Federal student loans include Perkins loans, subsidized and unsubsidized Stafford loans, and PLUS loans for parents and graduate students. Private student loans are loans offered by banks, financial institutions, and companies that specialize in student loans, such as the Student Loan Marketing Association (SLM, or “Sallie Mae”).
There are a number of myths that persist when it comes to understanding private student loans vs. federal loans, including federal loan eligibility. While it’s true that federal Perkins loans and subsidized Stafford loans are income-restricted, unsubsidized Stafford loans are not: almost all students – and certainly far more than the number of students who apply for them – are eligible for unsubsidized Stafford loans.

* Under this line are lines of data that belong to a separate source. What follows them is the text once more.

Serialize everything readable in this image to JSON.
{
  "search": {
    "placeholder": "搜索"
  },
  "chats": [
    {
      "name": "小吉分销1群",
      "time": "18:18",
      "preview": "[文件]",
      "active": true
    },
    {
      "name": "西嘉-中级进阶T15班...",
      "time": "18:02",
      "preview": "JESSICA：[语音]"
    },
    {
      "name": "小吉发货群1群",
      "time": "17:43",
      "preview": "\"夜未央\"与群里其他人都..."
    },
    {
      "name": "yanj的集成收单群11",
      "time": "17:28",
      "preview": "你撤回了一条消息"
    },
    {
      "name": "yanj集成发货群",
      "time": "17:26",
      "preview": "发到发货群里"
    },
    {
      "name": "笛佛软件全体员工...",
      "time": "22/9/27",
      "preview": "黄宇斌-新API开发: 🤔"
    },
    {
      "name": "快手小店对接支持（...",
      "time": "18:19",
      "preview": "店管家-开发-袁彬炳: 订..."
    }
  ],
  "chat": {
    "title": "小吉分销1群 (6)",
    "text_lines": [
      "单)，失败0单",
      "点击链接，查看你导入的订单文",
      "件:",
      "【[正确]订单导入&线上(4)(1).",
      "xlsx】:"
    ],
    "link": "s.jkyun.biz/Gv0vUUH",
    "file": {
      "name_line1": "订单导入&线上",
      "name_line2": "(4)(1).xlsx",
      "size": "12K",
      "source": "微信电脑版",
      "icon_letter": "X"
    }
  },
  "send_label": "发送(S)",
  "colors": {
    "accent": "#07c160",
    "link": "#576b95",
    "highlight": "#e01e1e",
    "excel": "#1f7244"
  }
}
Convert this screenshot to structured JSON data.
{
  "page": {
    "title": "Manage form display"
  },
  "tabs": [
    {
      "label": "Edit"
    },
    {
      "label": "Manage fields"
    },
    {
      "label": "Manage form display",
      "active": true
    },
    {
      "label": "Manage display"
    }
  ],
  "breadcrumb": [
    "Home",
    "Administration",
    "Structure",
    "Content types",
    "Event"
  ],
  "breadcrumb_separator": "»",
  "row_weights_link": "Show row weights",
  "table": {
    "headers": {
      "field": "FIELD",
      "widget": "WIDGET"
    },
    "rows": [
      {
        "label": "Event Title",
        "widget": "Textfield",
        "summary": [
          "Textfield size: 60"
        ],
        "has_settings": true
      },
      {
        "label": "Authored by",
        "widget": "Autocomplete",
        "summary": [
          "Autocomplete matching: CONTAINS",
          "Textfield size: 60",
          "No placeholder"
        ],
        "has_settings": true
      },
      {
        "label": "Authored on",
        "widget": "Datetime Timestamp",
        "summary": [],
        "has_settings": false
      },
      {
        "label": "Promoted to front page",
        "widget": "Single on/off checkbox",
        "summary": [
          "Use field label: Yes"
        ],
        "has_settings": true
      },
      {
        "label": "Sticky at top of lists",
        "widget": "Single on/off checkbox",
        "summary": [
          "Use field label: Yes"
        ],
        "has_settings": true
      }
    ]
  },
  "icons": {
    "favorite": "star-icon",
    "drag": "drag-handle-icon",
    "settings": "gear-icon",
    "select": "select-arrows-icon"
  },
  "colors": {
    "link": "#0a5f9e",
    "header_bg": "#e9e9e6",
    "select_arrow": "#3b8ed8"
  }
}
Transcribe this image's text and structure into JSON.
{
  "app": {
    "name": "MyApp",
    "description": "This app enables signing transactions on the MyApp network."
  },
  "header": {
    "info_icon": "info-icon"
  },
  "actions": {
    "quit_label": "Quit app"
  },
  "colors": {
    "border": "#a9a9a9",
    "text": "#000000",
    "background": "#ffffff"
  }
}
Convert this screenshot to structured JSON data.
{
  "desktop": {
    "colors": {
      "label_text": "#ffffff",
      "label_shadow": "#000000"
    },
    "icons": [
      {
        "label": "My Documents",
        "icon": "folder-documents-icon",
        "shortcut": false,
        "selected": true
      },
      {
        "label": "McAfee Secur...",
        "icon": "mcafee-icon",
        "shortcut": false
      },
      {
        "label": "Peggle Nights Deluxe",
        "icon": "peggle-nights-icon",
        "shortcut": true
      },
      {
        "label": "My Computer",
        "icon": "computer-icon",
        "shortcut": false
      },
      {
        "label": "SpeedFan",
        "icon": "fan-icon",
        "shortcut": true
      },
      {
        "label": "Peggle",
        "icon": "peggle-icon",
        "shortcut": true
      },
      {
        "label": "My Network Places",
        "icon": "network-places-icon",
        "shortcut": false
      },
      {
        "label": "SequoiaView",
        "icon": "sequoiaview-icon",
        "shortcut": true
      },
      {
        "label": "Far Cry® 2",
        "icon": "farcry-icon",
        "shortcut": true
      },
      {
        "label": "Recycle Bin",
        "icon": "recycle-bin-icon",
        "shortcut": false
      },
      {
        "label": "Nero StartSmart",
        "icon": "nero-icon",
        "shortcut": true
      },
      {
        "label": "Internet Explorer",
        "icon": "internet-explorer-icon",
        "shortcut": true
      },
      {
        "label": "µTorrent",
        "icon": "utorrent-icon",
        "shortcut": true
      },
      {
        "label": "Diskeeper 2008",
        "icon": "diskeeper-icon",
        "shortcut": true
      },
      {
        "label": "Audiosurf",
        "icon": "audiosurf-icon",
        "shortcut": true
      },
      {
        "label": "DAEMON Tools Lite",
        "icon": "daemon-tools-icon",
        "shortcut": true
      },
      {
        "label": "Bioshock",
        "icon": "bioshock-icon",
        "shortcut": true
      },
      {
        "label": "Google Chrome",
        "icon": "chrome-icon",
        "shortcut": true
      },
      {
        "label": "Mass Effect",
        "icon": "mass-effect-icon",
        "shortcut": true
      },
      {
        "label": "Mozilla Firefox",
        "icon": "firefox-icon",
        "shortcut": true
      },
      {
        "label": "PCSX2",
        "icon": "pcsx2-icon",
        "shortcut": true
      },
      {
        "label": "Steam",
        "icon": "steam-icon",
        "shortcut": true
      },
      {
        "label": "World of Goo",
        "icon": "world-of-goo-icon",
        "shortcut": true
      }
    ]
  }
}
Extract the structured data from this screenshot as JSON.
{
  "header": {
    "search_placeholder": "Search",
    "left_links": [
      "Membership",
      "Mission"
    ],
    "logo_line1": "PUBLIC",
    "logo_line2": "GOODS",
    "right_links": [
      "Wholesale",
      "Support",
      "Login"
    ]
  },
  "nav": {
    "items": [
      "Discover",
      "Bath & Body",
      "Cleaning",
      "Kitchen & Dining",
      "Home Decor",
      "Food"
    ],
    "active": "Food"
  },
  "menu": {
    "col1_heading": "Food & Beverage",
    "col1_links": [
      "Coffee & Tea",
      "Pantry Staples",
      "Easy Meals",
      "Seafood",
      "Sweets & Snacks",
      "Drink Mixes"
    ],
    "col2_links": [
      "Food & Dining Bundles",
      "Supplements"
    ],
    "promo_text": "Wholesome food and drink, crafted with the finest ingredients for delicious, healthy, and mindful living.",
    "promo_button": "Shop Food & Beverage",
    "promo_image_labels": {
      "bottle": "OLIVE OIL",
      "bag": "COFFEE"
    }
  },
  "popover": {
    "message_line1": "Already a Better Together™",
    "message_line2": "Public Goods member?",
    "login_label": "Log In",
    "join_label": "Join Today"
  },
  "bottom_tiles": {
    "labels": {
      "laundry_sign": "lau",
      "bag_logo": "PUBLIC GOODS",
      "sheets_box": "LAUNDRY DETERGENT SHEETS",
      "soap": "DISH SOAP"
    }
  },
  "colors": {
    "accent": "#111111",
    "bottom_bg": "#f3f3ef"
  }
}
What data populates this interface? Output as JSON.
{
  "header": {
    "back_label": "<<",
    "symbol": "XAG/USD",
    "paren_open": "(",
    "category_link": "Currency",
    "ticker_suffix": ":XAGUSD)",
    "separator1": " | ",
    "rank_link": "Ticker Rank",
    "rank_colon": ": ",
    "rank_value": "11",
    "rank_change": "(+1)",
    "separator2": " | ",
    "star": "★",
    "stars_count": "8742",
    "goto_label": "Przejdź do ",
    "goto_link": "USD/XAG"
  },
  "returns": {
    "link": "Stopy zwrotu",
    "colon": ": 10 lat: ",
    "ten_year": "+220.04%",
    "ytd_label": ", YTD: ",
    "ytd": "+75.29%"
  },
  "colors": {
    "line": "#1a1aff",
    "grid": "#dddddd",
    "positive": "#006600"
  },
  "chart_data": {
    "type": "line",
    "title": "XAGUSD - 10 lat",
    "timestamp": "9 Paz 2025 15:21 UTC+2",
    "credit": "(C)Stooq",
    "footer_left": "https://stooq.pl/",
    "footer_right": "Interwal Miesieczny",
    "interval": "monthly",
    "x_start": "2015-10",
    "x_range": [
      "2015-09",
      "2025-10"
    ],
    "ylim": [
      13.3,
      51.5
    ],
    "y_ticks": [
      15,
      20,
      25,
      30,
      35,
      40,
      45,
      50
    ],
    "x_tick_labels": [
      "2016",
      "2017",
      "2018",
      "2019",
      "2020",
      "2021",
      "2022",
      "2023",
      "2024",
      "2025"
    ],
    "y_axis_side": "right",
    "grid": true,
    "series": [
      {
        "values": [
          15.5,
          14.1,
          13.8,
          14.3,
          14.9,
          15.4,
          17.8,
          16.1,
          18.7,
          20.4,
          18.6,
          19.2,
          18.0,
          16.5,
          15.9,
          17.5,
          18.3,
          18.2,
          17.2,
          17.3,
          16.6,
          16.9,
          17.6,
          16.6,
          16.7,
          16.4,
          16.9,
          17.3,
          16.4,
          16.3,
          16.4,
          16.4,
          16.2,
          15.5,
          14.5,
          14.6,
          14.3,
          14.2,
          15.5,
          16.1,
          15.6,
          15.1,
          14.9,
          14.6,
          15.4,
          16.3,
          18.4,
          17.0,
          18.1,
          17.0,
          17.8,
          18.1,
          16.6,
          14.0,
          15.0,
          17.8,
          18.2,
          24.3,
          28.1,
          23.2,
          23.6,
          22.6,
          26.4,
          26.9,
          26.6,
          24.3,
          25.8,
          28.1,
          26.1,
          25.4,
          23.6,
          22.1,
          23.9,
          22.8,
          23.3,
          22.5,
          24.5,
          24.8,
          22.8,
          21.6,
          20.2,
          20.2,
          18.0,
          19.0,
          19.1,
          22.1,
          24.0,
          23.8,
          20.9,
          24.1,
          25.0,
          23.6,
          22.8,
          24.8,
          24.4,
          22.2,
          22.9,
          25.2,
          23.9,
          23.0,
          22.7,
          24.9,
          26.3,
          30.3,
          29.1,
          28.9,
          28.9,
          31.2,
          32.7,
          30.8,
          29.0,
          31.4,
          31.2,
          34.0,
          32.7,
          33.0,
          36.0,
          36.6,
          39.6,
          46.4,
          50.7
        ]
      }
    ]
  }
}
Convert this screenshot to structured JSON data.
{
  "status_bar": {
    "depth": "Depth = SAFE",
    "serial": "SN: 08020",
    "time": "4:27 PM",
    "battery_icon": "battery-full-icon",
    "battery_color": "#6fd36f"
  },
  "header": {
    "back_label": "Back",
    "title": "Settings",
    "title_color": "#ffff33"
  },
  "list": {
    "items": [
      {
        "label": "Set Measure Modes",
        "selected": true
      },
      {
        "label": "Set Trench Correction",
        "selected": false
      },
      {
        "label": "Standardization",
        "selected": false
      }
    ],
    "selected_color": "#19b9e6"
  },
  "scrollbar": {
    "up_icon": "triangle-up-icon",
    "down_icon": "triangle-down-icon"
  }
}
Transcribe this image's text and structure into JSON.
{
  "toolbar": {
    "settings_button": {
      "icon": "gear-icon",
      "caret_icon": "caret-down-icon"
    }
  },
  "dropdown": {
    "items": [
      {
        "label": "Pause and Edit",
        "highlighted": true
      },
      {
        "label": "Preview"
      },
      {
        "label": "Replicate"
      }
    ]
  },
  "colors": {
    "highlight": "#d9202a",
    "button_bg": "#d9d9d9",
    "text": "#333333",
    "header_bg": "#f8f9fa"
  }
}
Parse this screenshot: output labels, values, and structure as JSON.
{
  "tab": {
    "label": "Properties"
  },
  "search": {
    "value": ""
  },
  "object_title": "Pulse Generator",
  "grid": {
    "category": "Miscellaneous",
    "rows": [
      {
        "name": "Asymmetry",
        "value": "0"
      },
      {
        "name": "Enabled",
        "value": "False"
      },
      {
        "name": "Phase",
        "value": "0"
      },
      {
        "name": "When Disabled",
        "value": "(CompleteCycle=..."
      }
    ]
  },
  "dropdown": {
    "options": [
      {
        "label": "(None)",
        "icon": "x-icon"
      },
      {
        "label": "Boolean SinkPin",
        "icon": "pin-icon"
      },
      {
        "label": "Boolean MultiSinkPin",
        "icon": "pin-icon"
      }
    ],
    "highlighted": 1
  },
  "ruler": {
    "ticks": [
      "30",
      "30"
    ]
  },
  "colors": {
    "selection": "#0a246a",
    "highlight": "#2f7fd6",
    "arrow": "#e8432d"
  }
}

Also, there is plenty of federal funding to go around. In the 2007-2008 school year, the U.S. Department of Education provided nearly 10 million students with approximately $100 billion in federal financial aid, and with the dollars the Obama administration has just added to the education budget, that funding is likely to be the same again, or higher, this year. It’s not yet clear how much private funding will be available for private student loans, with financial institutions still working on recovering from the 2007-2008 credit crisis.
A low, fixed interest rate is one of the primary advantages of federal student loans in the private student loans vs. federal loans debate. A fixed interest rate is one that stays the same for the life of the loan, regardless of how banking interest rates may fluctuate. Currently, the interest rates on new subsidized Stafford loans is 6.0%; on new unsubsidized Stafford loans, 6.8%; on Perkins loans, 5.0%; and on PLUS loans for both grad students and parents, either 7.9% for a loan taken out through the Direct Lending program or 8.5% for a loan taken out through the FFEL program.
In contrast, the current interest rate of the average private loan is about 12%, according to Mark Kantrowitz, publisher of FinAid.org, who was quoted in a Forbes.com article dated April 22, 2009. Additionally, most private student loans have a variable interest rate, not a fixed rate. A variable interest rate is one that may not stay the same for the life of the loan: your private loan’s interest rate may go down, but it may also go up.
One likely reason why the percentage of college students taking out private student loans has increased is the huge increase in tuition at most colleges. Sometimes, depending on the school you want to attend, a private loan may be unavoidable to cover the gap between the true cost of attendance and what federal student financial aid will cover. In this case, college financial aid advocates remind students of two old and well-known pieces of advice: shop around and read the fine print.
But advocates also urge students to fill out the FAFSA and take maximum advantage of federal student loans before signing the dotted line on any private student loan. Go after federal, state, and private scholarships, too. It may be that a Pell Grant (which you’ll get automatically if your FAFSA qualifies you for one) and scholarships from multiple sources will help you bridge the college cost gap without need of a private loan.